First-principles study of χ3-borophene for charge-modulated switchable CO2 capture

A first-principles calculation was performed to investigate the switchable CO2 capture on χ3-borophene by injecting/removing the extra electrons. The results show that the CO2 adsorption energy on the neutral χ3-borophene is 0.150 eV. After extra 2.5 e are injected, the adsorption energy is raised up to 0.802 eV, showing a significant enhancement with the change from the physical adsorption to chemical adsorption. Furthermore, both the CO2 capture and release processes are exothermic reactions involving injecting/removing extra electrons. χ3-borophene possesses a metallic electronic structure, which is conducive to the injection of extra electrons.
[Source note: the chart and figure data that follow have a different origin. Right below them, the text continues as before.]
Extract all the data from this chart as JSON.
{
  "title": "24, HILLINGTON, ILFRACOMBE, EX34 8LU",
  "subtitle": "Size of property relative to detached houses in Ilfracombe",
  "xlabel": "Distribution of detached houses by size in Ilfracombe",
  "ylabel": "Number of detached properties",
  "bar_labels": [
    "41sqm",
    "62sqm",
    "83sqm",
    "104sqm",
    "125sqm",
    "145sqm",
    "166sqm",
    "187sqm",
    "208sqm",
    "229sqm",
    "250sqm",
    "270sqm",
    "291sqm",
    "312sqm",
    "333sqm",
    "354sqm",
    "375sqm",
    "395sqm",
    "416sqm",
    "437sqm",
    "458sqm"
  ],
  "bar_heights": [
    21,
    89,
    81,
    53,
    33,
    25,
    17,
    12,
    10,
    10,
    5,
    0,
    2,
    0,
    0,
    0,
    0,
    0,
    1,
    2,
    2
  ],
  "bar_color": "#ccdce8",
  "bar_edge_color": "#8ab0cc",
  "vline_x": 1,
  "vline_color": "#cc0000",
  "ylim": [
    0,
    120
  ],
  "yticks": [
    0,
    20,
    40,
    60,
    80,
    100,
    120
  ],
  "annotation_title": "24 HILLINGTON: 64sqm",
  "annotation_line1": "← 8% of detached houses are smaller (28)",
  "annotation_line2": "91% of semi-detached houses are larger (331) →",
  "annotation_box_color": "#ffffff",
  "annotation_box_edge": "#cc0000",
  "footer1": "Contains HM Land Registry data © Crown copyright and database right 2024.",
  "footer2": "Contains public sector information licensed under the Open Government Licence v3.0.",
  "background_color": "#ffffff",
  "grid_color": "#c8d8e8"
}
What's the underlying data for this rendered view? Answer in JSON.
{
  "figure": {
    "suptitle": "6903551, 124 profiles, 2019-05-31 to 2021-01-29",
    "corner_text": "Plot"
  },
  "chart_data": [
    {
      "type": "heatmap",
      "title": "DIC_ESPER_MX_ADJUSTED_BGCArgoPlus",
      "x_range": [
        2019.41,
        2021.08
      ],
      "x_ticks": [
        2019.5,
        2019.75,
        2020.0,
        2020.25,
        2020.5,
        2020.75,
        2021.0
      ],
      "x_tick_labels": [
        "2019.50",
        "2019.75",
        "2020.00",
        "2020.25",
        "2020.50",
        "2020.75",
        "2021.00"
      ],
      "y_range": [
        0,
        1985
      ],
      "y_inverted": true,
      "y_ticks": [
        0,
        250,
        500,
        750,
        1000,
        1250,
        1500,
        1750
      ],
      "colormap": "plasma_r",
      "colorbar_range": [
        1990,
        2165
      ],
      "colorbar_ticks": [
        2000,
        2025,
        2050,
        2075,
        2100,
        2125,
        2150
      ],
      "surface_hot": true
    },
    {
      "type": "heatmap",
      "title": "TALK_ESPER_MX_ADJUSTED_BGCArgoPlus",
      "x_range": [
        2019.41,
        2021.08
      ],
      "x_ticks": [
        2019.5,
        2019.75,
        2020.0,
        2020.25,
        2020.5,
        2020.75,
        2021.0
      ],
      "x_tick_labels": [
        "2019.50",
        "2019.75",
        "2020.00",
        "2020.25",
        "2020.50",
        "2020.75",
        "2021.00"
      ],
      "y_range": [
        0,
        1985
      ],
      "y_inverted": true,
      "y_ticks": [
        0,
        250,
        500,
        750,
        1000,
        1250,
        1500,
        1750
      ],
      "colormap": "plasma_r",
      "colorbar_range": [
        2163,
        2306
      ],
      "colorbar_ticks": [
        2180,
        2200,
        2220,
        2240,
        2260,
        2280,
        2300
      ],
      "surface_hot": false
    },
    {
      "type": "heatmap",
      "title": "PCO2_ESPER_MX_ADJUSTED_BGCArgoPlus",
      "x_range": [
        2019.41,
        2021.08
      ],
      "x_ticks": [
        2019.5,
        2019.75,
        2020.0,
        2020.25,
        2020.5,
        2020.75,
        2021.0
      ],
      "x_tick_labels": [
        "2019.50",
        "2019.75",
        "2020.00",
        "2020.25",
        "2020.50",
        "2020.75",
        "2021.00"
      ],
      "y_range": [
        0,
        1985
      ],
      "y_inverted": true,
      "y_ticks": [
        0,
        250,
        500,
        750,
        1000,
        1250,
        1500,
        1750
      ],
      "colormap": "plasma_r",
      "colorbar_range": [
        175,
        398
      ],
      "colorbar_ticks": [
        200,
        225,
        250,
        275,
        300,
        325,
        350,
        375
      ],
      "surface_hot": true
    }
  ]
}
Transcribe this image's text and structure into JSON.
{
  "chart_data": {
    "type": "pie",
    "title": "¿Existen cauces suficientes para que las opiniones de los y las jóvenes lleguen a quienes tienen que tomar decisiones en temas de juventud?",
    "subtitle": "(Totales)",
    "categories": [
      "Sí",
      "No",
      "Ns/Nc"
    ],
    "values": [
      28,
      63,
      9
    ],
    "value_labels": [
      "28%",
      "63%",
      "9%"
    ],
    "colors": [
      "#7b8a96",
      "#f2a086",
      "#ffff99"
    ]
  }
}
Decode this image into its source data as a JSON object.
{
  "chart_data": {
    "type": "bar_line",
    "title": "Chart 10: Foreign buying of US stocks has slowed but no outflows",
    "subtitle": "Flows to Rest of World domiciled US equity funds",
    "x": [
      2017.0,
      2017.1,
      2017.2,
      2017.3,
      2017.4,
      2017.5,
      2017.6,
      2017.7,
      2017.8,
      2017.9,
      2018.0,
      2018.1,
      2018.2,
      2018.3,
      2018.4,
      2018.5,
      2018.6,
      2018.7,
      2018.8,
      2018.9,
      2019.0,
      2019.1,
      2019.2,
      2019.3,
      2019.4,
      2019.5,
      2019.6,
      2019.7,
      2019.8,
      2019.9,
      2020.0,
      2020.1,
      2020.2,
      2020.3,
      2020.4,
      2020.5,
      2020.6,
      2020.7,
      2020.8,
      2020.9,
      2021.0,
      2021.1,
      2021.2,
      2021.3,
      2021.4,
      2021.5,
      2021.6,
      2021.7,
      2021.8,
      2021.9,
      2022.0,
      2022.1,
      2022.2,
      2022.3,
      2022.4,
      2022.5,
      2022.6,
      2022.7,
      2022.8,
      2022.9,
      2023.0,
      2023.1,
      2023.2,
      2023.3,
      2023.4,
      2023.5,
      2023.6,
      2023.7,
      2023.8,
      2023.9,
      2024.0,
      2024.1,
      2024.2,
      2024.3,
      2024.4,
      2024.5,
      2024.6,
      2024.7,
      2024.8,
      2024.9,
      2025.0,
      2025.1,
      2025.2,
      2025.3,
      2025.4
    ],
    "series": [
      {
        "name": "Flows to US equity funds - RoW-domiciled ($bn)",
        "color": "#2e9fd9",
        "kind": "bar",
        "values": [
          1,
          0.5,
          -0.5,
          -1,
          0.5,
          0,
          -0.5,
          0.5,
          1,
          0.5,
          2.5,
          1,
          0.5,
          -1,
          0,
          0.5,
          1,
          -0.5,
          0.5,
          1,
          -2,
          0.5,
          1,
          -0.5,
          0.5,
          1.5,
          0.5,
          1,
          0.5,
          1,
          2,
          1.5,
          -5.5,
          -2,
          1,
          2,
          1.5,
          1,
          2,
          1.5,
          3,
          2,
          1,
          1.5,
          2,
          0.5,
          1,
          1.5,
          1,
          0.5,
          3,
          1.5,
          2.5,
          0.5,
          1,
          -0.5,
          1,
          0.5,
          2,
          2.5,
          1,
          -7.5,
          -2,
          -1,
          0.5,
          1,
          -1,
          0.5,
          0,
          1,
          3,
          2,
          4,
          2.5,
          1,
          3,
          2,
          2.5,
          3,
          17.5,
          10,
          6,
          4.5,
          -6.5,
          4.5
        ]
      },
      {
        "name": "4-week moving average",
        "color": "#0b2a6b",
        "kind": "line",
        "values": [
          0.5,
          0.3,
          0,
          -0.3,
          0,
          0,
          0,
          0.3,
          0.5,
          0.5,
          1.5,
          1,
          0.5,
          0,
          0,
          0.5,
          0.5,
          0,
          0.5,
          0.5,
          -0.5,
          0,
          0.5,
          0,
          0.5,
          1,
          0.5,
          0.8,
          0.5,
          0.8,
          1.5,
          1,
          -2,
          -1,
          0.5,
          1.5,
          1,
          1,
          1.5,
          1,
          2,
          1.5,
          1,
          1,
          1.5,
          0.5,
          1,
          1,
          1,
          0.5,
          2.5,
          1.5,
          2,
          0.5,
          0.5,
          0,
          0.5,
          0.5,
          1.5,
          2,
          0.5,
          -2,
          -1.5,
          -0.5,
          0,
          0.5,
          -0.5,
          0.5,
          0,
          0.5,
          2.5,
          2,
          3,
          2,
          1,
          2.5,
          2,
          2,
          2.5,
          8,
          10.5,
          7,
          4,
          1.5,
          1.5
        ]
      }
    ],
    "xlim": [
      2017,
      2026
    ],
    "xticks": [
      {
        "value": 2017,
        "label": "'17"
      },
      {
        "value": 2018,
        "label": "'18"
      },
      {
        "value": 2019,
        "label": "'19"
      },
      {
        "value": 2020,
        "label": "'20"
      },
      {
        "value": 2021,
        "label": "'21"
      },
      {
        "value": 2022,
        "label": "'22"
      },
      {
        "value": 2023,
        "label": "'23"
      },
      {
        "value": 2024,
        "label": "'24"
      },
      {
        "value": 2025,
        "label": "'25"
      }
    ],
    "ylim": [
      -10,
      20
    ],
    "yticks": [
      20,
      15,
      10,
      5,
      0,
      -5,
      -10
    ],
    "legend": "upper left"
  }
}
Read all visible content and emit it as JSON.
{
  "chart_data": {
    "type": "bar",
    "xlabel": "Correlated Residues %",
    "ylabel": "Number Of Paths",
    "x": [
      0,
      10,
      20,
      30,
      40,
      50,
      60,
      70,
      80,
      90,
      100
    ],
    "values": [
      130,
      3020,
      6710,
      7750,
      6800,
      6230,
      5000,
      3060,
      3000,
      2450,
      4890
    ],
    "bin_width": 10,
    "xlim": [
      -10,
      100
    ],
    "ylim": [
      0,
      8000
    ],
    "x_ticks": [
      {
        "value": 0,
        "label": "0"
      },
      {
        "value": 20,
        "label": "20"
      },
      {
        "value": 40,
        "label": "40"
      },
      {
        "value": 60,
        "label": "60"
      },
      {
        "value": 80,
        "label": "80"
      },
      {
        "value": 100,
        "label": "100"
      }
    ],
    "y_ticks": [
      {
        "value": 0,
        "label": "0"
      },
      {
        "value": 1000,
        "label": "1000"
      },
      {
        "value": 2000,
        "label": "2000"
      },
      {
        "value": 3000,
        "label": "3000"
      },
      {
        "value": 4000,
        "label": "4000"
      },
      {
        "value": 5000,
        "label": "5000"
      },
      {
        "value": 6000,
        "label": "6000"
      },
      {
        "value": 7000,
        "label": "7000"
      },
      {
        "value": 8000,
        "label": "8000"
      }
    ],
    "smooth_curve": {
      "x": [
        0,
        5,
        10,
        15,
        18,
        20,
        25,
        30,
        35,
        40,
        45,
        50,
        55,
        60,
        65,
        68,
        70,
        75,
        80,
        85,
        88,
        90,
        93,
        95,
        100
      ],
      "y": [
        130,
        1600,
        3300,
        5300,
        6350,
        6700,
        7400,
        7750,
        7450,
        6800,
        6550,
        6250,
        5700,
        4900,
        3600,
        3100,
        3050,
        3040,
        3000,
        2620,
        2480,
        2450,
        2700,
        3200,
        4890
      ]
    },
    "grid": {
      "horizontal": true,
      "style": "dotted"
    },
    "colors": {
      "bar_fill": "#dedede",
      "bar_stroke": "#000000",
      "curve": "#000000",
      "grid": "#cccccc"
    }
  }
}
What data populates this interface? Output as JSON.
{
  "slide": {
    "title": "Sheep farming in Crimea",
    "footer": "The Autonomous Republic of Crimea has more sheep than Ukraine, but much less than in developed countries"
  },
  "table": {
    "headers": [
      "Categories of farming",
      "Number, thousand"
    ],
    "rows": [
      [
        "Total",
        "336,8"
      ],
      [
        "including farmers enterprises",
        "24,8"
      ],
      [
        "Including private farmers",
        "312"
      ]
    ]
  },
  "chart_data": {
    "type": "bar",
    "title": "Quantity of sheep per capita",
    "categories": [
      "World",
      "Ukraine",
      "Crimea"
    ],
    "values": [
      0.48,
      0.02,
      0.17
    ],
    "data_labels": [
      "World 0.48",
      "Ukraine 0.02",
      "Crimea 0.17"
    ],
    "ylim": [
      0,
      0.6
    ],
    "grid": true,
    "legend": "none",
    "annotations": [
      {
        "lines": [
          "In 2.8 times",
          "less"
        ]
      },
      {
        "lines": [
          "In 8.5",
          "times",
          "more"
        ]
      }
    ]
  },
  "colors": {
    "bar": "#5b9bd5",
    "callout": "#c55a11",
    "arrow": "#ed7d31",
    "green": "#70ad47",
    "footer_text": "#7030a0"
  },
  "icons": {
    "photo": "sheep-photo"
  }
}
The minimum charge density for CO2 capture on the negatively charged χ3-borophene is 1.6 × 1014 e cm−2. The CO2 capture capacity of χ3-borophene is 4.09 × 1014 cm−2. Finally, we study the selectivity of negatively charged χ3-borophene. The results show that the negatively-charged χ3-borophene possesses a high selectivity for CO2 from its mixtures with CO, CH4, NH3, N2, H2S, and H2. χ3-borophene is a new promising charge-modulated switchable CO2 capture material with good stability, high CO2 capture capacity, high selectivity, and excellent electrical conductivity.